Crônica do filme UM LUGAR SILENCIOSO - DIA UM

 

Cybelle Salvador Miranda

Doutora em Antropologia

Pesquisadora PQ 2 CNPq

Coordenadora do Laboratório de Memória e Patrimônio Cultural (LAMEMO)

Líder do Grupo Arquitetura, memória, etnografia AME

 

 

Paramount Pictures

 

Ao findar a película, me faço a pergunta: Qual a personagem central da trama?

A história, dirigida e roteirizada por Michael Sarnoski, inicia com uma panorâmica de Nova York, a metrópole símbolo do mundo civilizado. E o comentário sobre o ruído produzido que alcança 90 db, o mesmo que um grito contínuo.

A primeira sequência desenvolve-se num asilo para doentes terminais, durante uma reunião de grupo em que se destaca a fala de Samira (Lupita Nyong'o), que recita uma poesia de sua autoria, expressando raiva e descontentamento com sua condição e com o local em que reside. O enfermeiro chefe a convida para um passeio – e ela condiciona sua ida a comer uma pizza “na cidade”. Tomam o ônibus e, no trajeto, passam por um extenso cemitério até adentrar a ponte, da qual se avista a cidade, gerando satisfação na jovem, tomada pela nostalgia.

O destino é um pequeno teatro, no qual se encena uma peça com marionetes – sem fala. A seguir, inicia a catástrofe a assolar a cidade e, subitamente é vital ficar em silêncio, para não ser identificado pelos seres invasores.

Sam e o gato Frodo, um ser silencioso e fiel, lutam pela sobrevivência, recolhendo alguns itens básicos numa sacola com os dizeres I love NY.

Enquanto levas de pessoas se dirigem ao porto - cujos semblantes vazios nos remetem aos judeus conduzidos aos campos de concentração - na expectativa de serem resgatados em barcos, ela segue em busca de comer a fatia de pizza no Harlem. Após ajudar dois irmãos menores, se agrega a ela um rapaz, Eric (Joseph Quinn), solitário e em crise de pânico. Chegam ao apartamento de Sam e ela revela que o pai era pianista de jazz e a levava para comer pizza após as apresentações num bar.

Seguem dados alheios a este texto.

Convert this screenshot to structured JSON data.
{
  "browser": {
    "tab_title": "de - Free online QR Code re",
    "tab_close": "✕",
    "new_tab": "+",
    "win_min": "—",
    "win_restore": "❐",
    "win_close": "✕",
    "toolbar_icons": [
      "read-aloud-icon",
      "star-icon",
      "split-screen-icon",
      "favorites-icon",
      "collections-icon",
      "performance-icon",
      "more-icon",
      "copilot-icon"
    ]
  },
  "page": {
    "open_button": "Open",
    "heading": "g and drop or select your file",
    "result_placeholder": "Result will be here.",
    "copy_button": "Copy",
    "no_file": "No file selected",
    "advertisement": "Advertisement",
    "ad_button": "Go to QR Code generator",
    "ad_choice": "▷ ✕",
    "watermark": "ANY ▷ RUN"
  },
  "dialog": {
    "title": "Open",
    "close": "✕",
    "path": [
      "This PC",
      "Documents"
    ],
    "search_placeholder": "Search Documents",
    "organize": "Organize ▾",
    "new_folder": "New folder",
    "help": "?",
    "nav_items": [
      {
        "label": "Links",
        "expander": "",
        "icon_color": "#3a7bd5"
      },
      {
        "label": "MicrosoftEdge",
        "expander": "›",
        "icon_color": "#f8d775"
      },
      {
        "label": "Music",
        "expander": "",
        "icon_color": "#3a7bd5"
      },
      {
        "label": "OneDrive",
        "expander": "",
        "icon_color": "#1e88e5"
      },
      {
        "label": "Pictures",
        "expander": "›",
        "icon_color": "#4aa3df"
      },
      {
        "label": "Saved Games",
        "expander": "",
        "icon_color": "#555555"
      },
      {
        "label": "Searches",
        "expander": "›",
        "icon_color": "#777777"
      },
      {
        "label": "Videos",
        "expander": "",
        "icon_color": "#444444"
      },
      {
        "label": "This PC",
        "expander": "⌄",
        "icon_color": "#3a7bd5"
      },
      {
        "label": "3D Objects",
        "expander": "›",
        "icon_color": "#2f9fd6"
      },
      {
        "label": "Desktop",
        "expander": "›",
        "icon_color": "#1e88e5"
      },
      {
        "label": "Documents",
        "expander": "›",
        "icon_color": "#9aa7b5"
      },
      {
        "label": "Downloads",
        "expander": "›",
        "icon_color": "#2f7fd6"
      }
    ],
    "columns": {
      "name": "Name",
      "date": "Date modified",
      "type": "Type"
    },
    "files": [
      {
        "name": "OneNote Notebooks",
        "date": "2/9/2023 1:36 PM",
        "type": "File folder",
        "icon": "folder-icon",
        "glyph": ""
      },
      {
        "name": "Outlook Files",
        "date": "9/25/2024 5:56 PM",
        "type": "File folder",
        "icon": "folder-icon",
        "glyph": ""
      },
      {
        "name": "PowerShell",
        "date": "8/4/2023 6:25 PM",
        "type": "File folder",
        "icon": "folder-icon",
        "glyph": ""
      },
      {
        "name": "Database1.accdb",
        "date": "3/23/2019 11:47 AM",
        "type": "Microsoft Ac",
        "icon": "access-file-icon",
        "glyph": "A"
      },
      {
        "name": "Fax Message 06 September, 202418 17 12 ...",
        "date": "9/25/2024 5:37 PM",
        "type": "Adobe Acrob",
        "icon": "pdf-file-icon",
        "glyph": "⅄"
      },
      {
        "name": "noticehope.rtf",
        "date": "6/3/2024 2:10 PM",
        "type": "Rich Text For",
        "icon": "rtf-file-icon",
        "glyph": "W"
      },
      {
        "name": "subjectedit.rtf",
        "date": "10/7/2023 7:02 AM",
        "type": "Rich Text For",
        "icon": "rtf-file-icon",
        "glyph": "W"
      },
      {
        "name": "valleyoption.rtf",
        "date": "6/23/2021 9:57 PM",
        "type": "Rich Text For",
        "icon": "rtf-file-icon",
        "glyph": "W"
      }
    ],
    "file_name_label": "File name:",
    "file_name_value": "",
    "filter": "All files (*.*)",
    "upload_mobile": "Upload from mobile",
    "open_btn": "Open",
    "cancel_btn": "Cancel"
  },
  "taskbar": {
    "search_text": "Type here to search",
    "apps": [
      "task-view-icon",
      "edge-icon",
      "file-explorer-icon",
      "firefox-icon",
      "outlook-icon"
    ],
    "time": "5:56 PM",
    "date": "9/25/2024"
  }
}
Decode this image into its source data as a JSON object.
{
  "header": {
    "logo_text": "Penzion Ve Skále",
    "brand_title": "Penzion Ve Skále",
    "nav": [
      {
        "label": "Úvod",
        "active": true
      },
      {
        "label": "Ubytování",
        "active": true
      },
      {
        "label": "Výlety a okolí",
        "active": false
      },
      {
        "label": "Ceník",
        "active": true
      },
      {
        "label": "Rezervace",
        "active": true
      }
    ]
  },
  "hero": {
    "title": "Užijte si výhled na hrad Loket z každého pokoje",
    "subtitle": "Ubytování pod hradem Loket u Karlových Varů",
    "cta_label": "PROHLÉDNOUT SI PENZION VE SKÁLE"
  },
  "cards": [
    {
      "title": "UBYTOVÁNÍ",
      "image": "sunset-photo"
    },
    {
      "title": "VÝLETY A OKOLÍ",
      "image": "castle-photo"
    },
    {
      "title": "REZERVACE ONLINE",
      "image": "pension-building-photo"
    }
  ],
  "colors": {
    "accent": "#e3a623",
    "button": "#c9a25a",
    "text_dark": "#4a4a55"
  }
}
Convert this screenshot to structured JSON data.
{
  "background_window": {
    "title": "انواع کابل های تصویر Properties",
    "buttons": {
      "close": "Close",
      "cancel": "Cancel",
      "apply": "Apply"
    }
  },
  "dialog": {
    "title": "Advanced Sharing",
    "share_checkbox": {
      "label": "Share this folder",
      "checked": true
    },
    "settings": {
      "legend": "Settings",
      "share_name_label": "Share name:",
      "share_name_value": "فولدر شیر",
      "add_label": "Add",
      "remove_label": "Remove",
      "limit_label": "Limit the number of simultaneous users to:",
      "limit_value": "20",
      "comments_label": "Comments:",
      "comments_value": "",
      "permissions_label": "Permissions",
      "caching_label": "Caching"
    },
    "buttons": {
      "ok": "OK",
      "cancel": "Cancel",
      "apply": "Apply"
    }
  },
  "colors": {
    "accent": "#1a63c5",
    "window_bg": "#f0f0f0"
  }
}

Ciente de sua fragilidade, Sam avança com Eric nas galerias subterrâneas até se abrigar em uma igreja católica ortodoxa. Nesse episódio, não há como deixar de citar a pergunta de Brissac Peixoto¹: No mundo contemporâneo, ainda é possível construir catedrais? Esse lugar simbólico e cheio de imagens se une à livraria, que, desordenada, atrai Sam para folhear alguns exemplares jogados na calçada.

Na jornada rumo à experiência da infância, Eric partilha com Sam a tão desejada pizza, que ambos consomem como uma última ceia. Fazei isso em memória de mim, e de todos os que partiram, parecem dizer. Numa das muitas referências às narrativas bíblicas, Sam atrai a atenção dos monstros para que Eric possa se salvar, levando consigo o gato. Autoimolação em prol da salvação da humanidade?

No roteiro impregnado pela cultura judaico cristã, Sam segue seu destino, enfrentando desafios do calvário até a última ceia, comunhão de pão e vinho (pizza e uísque). Os barcos que levam refugiados, numa epopeia aos avessos, é a Arca de Noé, construída para salvar os eleitos da grande destruição.

Na cena final, Sam põe os fones, e diz que, afinal, a cidade tem muito a proporcionar, basta que se faça silêncio para ouvi-la. E, ao som da magnífica Nina Simone, Feeling good, exalta a esperança num mundo melhor. Penso que aí se encontra a resposta, a cidade pós-pandêmica ressurge ainda como repositório de memórias em que os pequenos pontos de encontro cotidianos ancoram as vivências dos sujeitos, na Big apple, catedral do novo milênio. 

¹ PEIXOTO, Nelson Brissac. Paisagens urbanas. São Paulo: Senac/ Fapesp,1996.